When it comes to gazing into the crystal ball of the future of IT, few organizations spend as much time or effort as the Brisbane-based Distributed Systems Technology Centre (DSTC), which holds the mantle of Australia's national IT research and development centre.
As such, DSTC has more than 100 scientists and a consortium of participant organizations collectively pondering, and creating the future of enterprise technologies to support the IT infrastructure of modern organizations through its role as a Co-operative Research Centre (CRC).
Yet the view from the top of the DSTC hill sounds strangely familiar. According to DSTC chief scientist Dr Andy Bond what IT managers will be after in five years is a way out of vendor lock-ins, an honest broker to keep competition alive in IT and management solutions for the ever-expanding size and complexity of enterprise data.
"In five years from now IT managers will be looking for wholistic data management solutions and buying a lot more information management systems. [It is like] a crossover between what we see today as content management systems [that will encompass] databases, content management and Web-externalisation of information systems," Bond said.
The open-source turf wars of the last five years, he says, will serve to keep vendors with monopolistic ambitions in check, not least through a change in generational culture.
"A lot of the people who have been through the Linux stuff for the last 20 years are moving into corporate management. Even if they choose Microsoft, they have an understanding of an alternative in the back of their mind. There is an entire generation with that understanding. A lot people are querying the status quo," Bond said, adding that many had seen others pay dearly for their vendor wrangling lessons.
"Back in the 80s we had this big thing about open systems and it was IT insurance. You had to ensure you didn't follow a single vendor down a path so that you just handed them blank cheques. Some companies still do that," Bond said.
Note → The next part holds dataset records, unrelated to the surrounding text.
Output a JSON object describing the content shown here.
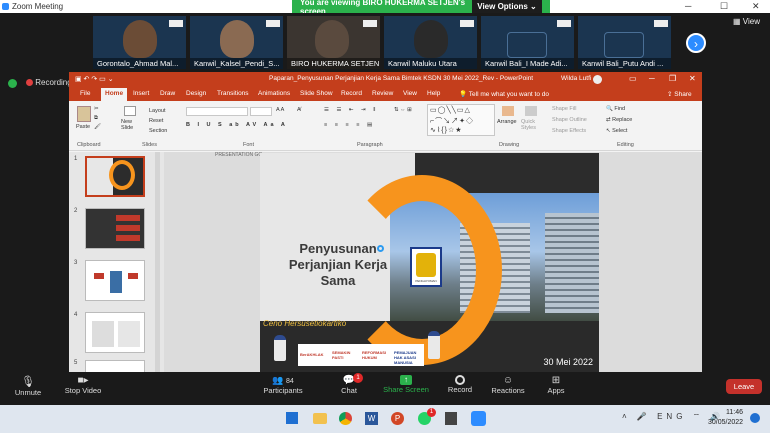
{
  "zoom": {
    "window_title": "Zoom Meeting",
    "banner_text": "You are viewing BIRO HUKERMA SETJEN's screen",
    "view_options_label": "View Options",
    "view_label": "View",
    "recording_label": "Recording",
    "participants": [
      {
        "name": "Gorontalo_Ahmad Mal..."
      },
      {
        "name": "Kanwil_Kalsel_Pendi_S..."
      },
      {
        "name": "BIRO HUKERMA SETJEN"
      },
      {
        "name": "Kanwil Maluku Utara"
      },
      {
        "name": "Kanwil Bali_I Made Adi..."
      },
      {
        "name": "Kanwil Bali_Putu Andi ..."
      }
    ],
    "toolbar": {
      "unmute": "Unmute",
      "stop_video": "Stop Video",
      "participants": "Participants",
      "participants_count": "84",
      "chat": "Chat",
      "chat_badge": "1",
      "share_screen": "Share Screen",
      "record": "Record",
      "reactions": "Reactions",
      "apps": "Apps",
      "leave": "Leave"
    }
  },
  "ppt": {
    "title": "Paparan_Penyusunan Perjanjian Kerja Sama Bimtek KSDN 30 Mei 2022_Rev  -  PowerPoint",
    "user": "Wilda Lutfi",
    "tabs": [
      "File",
      "Home",
      "Insert",
      "Draw",
      "Design",
      "Transitions",
      "Animations",
      "Slide Show",
      "Record",
      "Review",
      "View",
      "Help"
    ],
    "tell_me": "Tell me what you want to do",
    "share_label": "Share",
    "ribbon": {
      "paste": "Paste",
      "new_slide": "New Slide",
      "layout": "Layout",
      "reset": "Reset",
      "section": "Section",
      "arrange": "Arrange",
      "quick_styles": "Quick Styles",
      "shape_fill": "Shape Fill",
      "shape_outline": "Shape Outline",
      "shape_effects": "Shape Effects",
      "find": "Find",
      "replace": "Replace",
      "select": "Select",
      "groups": [
        "Clipboard",
        "Slides",
        "Font",
        "Paragraph",
        "Drawing",
        "Editing"
      ]
    },
    "thumbnail_numbers": [
      "1",
      "2",
      "3",
      "4",
      "5"
    ],
    "slide": {
      "brand": "PRESENTATION GO .com",
      "title": "Penyusunan Perjanjian Kerja Sama",
      "presenter": "Ceno Hersusetiokartiko",
      "date": "30 Mei 2022",
      "emblem_text": "PENGAYOMAN",
      "logos": [
        "BerAKHLAK",
        "SEMAKIN PASTI",
        "REFORMASI HUKUM",
        "PEMAJUAN HAK ASASI MANUSIA"
      ]
    }
  },
  "taskbar": {
    "time": "11:46",
    "date": "30/05/2022",
    "badge": "1"
  },
  "colors": {
    "ppt_accent": "#c43e1c",
    "zoom_green": "#2bb24c",
    "zoom_blue": "#2d8cff",
    "slide_orange": "#f7941d",
    "leave_red": "#c4312b"
  }
}
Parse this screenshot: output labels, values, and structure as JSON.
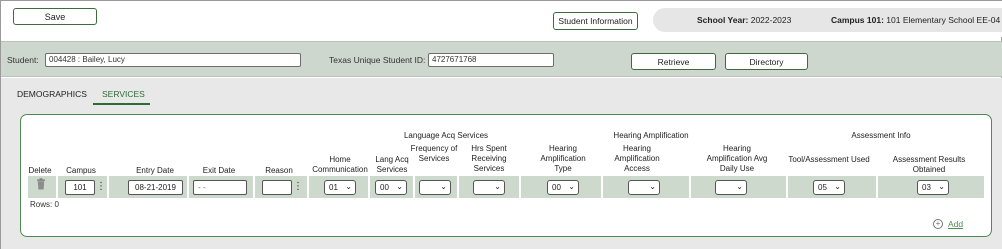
{
  "toolbar": {
    "save_label": "Save",
    "student_info_label": "Student Information"
  },
  "school": {
    "year_label": "School Year:",
    "year_value": "2022-2023",
    "campus_label": "Campus 101:",
    "campus_value": "101 Elementary School EE-04"
  },
  "student_bar": {
    "student_label": "Student:",
    "student_value": "004428 : Bailey, Lucy",
    "tsid_label": "Texas Unique Student ID:",
    "tsid_value": "4727671768",
    "retrieve_label": "Retrieve",
    "directory_label": "Directory"
  },
  "tabs": [
    {
      "label": "DEMOGRAPHICS"
    },
    {
      "label": "SERVICES"
    }
  ],
  "groups": {
    "language_acq": "Language Acq Services",
    "hearing_amp": "Hearing Amplification",
    "assessment": "Assessment Info"
  },
  "columns": {
    "delete": "Delete",
    "campus": "Campus",
    "entry_date": "Entry Date",
    "exit_date": "Exit Date",
    "reason": "Reason",
    "home_comm": "Home Communication",
    "lang_acq": "Lang Acq Services",
    "freq": "Frequency of Services",
    "hrs": "Hrs Spent Receiving Services",
    "amp_type": "Hearing Amplification Type",
    "amp_access": "Hearing Amplification Access",
    "amp_daily": "Hearing Amplification Avg Daily Use",
    "tool": "Tool/Assessment Used",
    "results": "Assessment Results Obtained"
  },
  "row": {
    "campus": "101",
    "entry_date": "08-21-2019",
    "exit_date": " - -",
    "reason": "",
    "home_comm": "01",
    "lang_acq": "00",
    "freq": "",
    "hrs": "",
    "amp_type": "00",
    "amp_access": "",
    "amp_daily": "",
    "tool": "05",
    "results": "03"
  },
  "rows_label": "Rows: 0",
  "add_label": "Add",
  "icons": {
    "trash": "trash-icon",
    "kebab": "kebab-menu-icon",
    "chevron": "chevron-down-icon",
    "add": "plus-circle-icon"
  },
  "colors": {
    "accent": "#4f8a55",
    "band": "#cdd9cd",
    "student_bar": "#cdd7cd"
  }
}
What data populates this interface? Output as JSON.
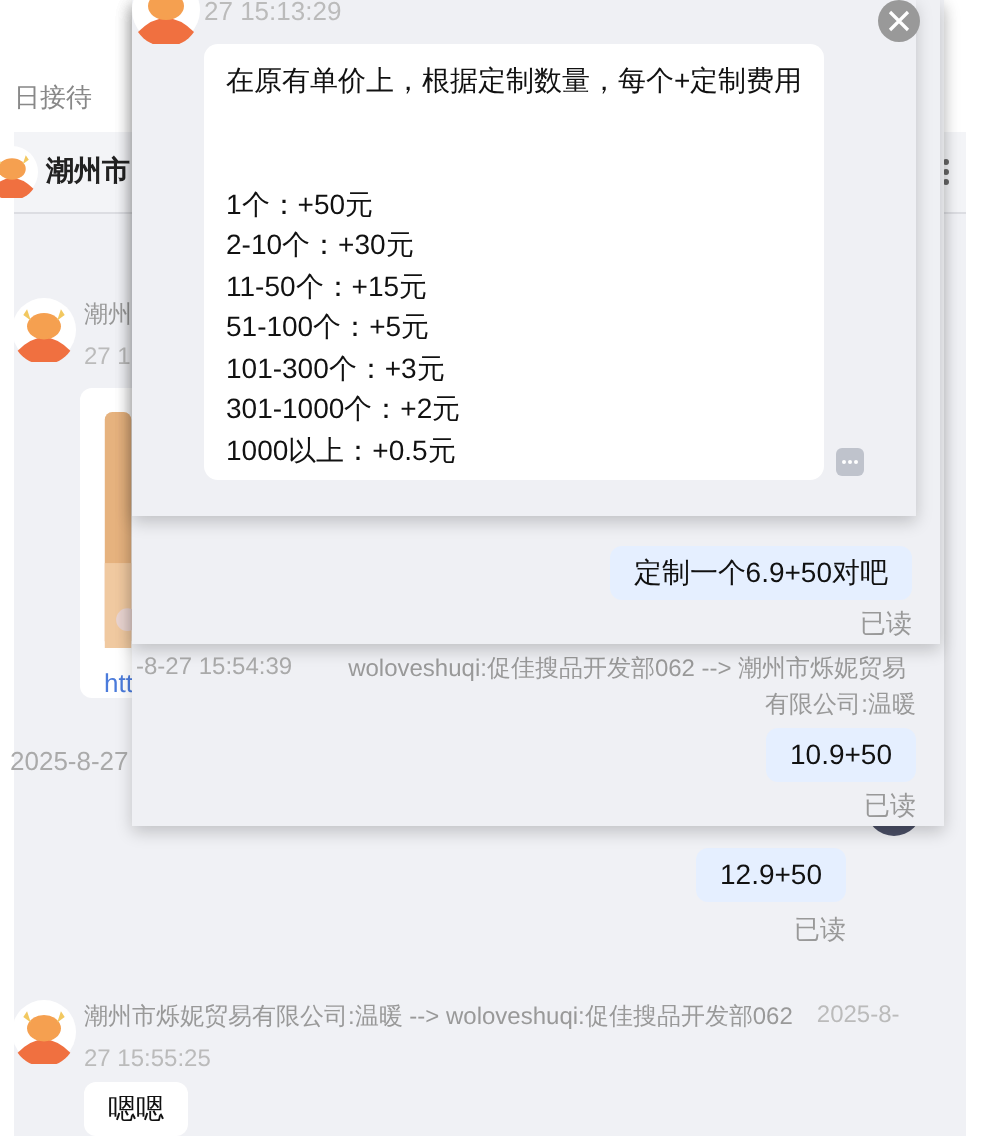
{
  "background": {
    "tab_label": "日接待",
    "header": {
      "title": "潮州市"
    },
    "messages": [
      {
        "kind": "card",
        "sender": "潮州",
        "time": "27 1",
        "link": "htt"
      },
      {
        "kind": "timestamp",
        "text": "2025-8-27"
      },
      {
        "kind": "outgoing",
        "text": "12.9+50",
        "status": "已读"
      },
      {
        "kind": "incoming",
        "sender": "潮州市烁妮贸易有限公司:温暖 --> woloveshuqi:促佳搜品开发部062",
        "date": "2025-8-",
        "time": "27 15:55:25",
        "text": "嗯嗯"
      }
    ]
  },
  "popups": [
    {
      "kind": "detail",
      "time": "27 15:13:29",
      "intro": "在原有单价上，根据定制数量，每个+定制费用",
      "tiers": [
        "1个：+50元",
        "2-10个：+30元",
        "11-50个：+15元",
        "51-100个：+5元",
        "101-300个：+3元",
        "301-1000个：+2元",
        "1000以上：+0.5元"
      ]
    },
    {
      "kind": "chat",
      "text": "定制一个6.9+50对吧",
      "status": "已读"
    },
    {
      "kind": "chat",
      "date": "-8-27 15:54:39",
      "sender": "woloveshuqi:促佳搜品开发部062 --> 潮州市烁妮贸易",
      "sender_tail": "有限公司:温暖",
      "text": "10.9+50",
      "status": "已读"
    }
  ]
}
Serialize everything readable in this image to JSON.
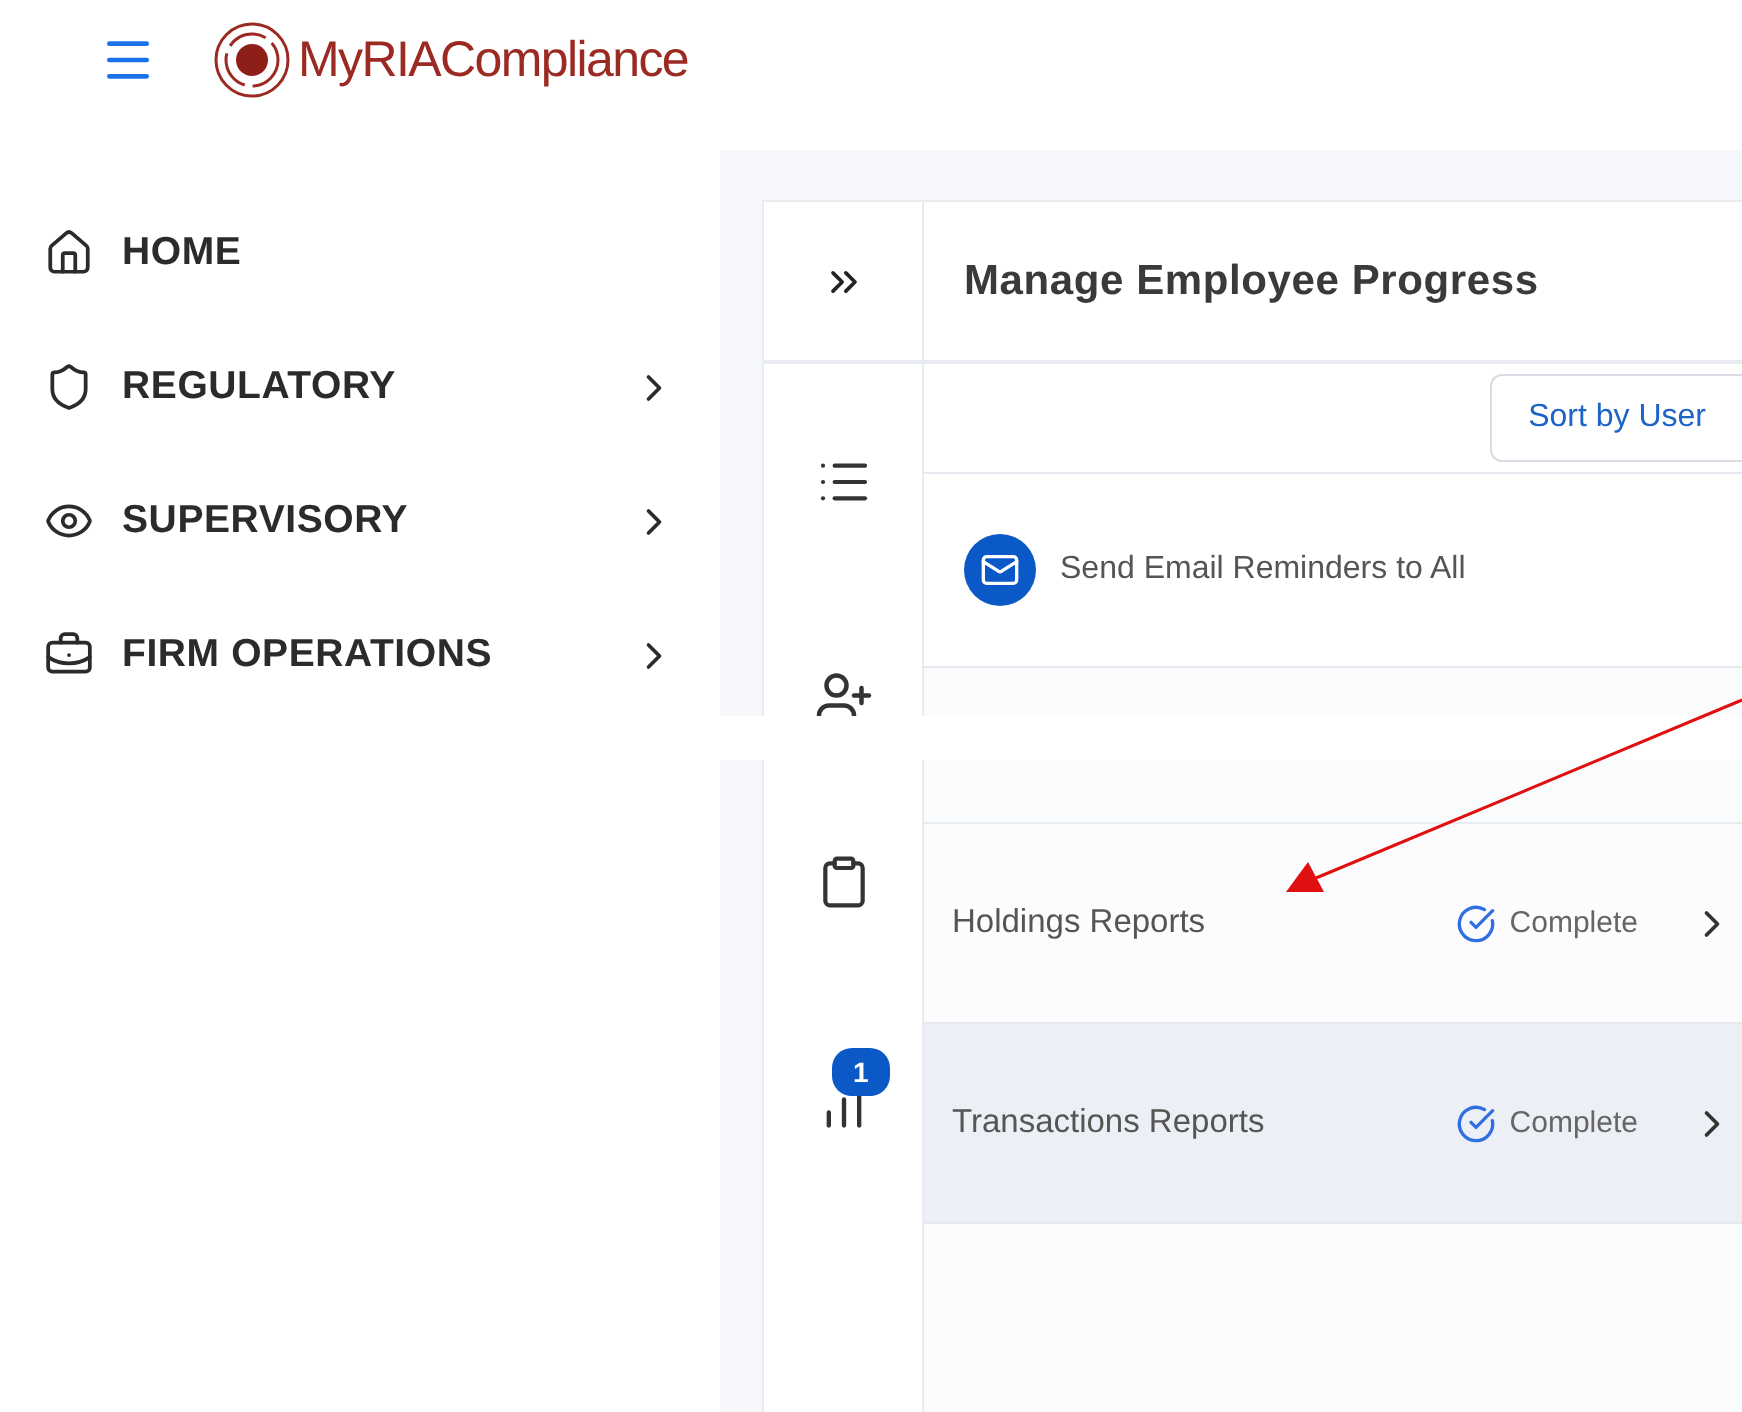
{
  "brand": {
    "name": "MyRIACompliance"
  },
  "sidebar": {
    "items": [
      {
        "label": "HOME",
        "expandable": false
      },
      {
        "label": "REGULATORY",
        "expandable": true
      },
      {
        "label": "SUPERVISORY",
        "expandable": true
      },
      {
        "label": "FIRM OPERATIONS",
        "expandable": true
      }
    ]
  },
  "panel": {
    "title": "Manage Employee Progress",
    "sort_button": "Sort by User",
    "email_action": "Send Email Reminders to All",
    "badge": "1"
  },
  "reports": [
    {
      "label": "Holdings Reports",
      "status": "Complete",
      "selected": false
    },
    {
      "label": "Transactions Reports",
      "status": "Complete",
      "selected": true
    }
  ]
}
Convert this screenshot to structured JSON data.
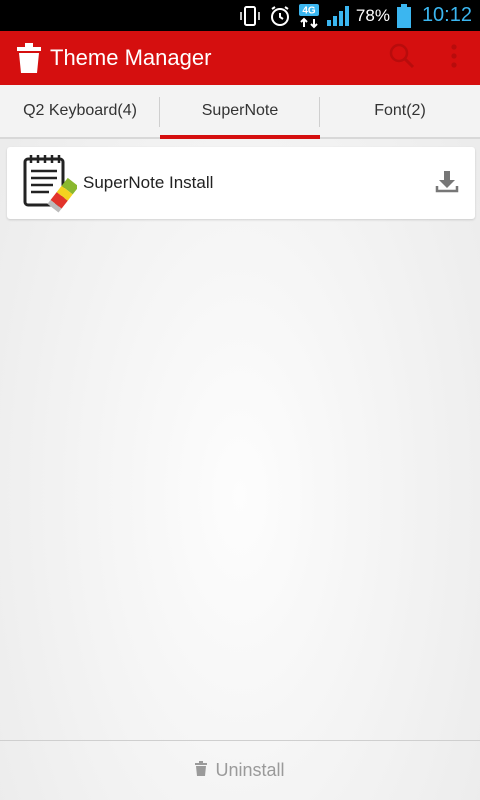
{
  "status_bar": {
    "network": "4G",
    "battery_percent": "78%",
    "time": "10:12"
  },
  "action_bar": {
    "title": "Theme Manager",
    "icons": [
      "trash-icon",
      "search-icon",
      "overflow-menu-icon"
    ]
  },
  "tabs": [
    {
      "label": "Q2 Keyboard(4)",
      "active": false
    },
    {
      "label": "SuperNote",
      "active": true
    },
    {
      "label": "Font(2)",
      "active": false
    }
  ],
  "items": [
    {
      "label": "SuperNote Install",
      "icon": "supernote-notepad-icon",
      "action_icon": "download-icon"
    }
  ],
  "bottom_bar": {
    "label": "Uninstall",
    "icon": "trash-icon"
  },
  "colors": {
    "accent": "#d50f0f",
    "clock": "#3bb6f0",
    "status_bar_bg": "#000000"
  }
}
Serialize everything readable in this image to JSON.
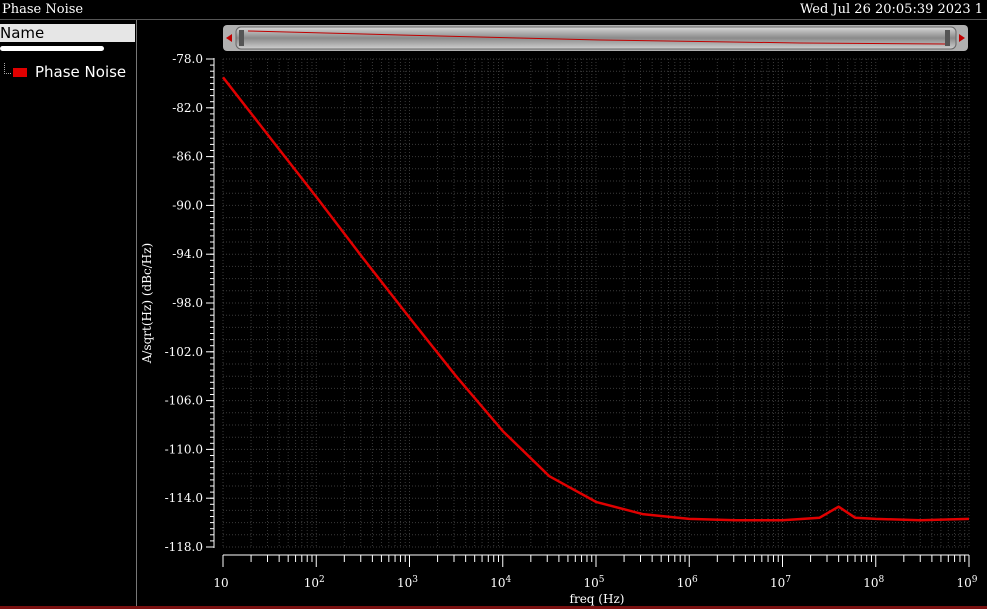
{
  "window": {
    "title": "Phase Noise",
    "datetime": "Wed Jul 26 20:05:39 2023  1"
  },
  "sidebar": {
    "header": "Name",
    "legend": [
      {
        "label": "Phase Noise",
        "color": "#e00000"
      }
    ]
  },
  "colors": {
    "background": "#000000",
    "grid": "#3a3a3a",
    "trace": "#e00000",
    "axis": "#ffffff"
  },
  "chart_data": {
    "type": "line",
    "xlabel": "freq (Hz)",
    "ylabel": "A/sqrt(Hz) (dBc/Hz)",
    "xscale": "log",
    "xlim": [
      10,
      1000000000
    ],
    "ylim": [
      -118,
      -78
    ],
    "x_ticks": [
      "10",
      "10^2",
      "10^3",
      "10^4",
      "10^5",
      "10^6",
      "10^7",
      "10^8",
      "10^9"
    ],
    "y_ticks": [
      "-78.0",
      "-82.0",
      "-86.0",
      "-90.0",
      "-94.0",
      "-98.0",
      "-102.0",
      "-106.0",
      "-110.0",
      "-114.0",
      "-118.0"
    ],
    "grid": true,
    "series": [
      {
        "name": "Phase Noise",
        "color": "#e00000",
        "x": [
          10,
          31.6,
          100,
          316,
          1000,
          3160,
          10000,
          31600,
          100000,
          316000,
          1000000,
          3160000,
          10000000,
          25000000,
          40000000,
          60000000,
          100000000,
          300000000,
          1000000000
        ],
        "y": [
          -79.5,
          -84.4,
          -89.3,
          -94.3,
          -99.2,
          -104.0,
          -108.5,
          -112.2,
          -114.3,
          -115.3,
          -115.7,
          -115.8,
          -115.8,
          -115.6,
          -114.7,
          -115.6,
          -115.7,
          -115.8,
          -115.7
        ]
      }
    ]
  }
}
Some vendors will bind clients to them, he said, adding that the cost of getting out of that relationship becomes almost prohibitive. "Where we are headed is to having an alternative that will keep them honest," Bond says.
Unix and "its variants" will experience resurgence in growth, while the masses continue to look for an overwhelming reason to switch to alternatives such as Linux.
"Over the last five years, there has been a lot of maturation but really it is still waiting for the one ring to bind them all to together. Everyone in the Linux community is waiting for something to be 'it' [the single driving force] - and eventually something will be 'it'," Bond said.
Meanwhile, he warns that what little trust remains in e-mail security will continue to be eroded.
"I get [fraudulent] spam and they know my name, what I do and so on. Sometimes they want me to update a certificate or something like that. It's hard to tell the difference [between a fake and the real thing]. If I have trouble telling the difference, how the hell is a computer going to? It will be back to following it up with a phone call," Bond warned.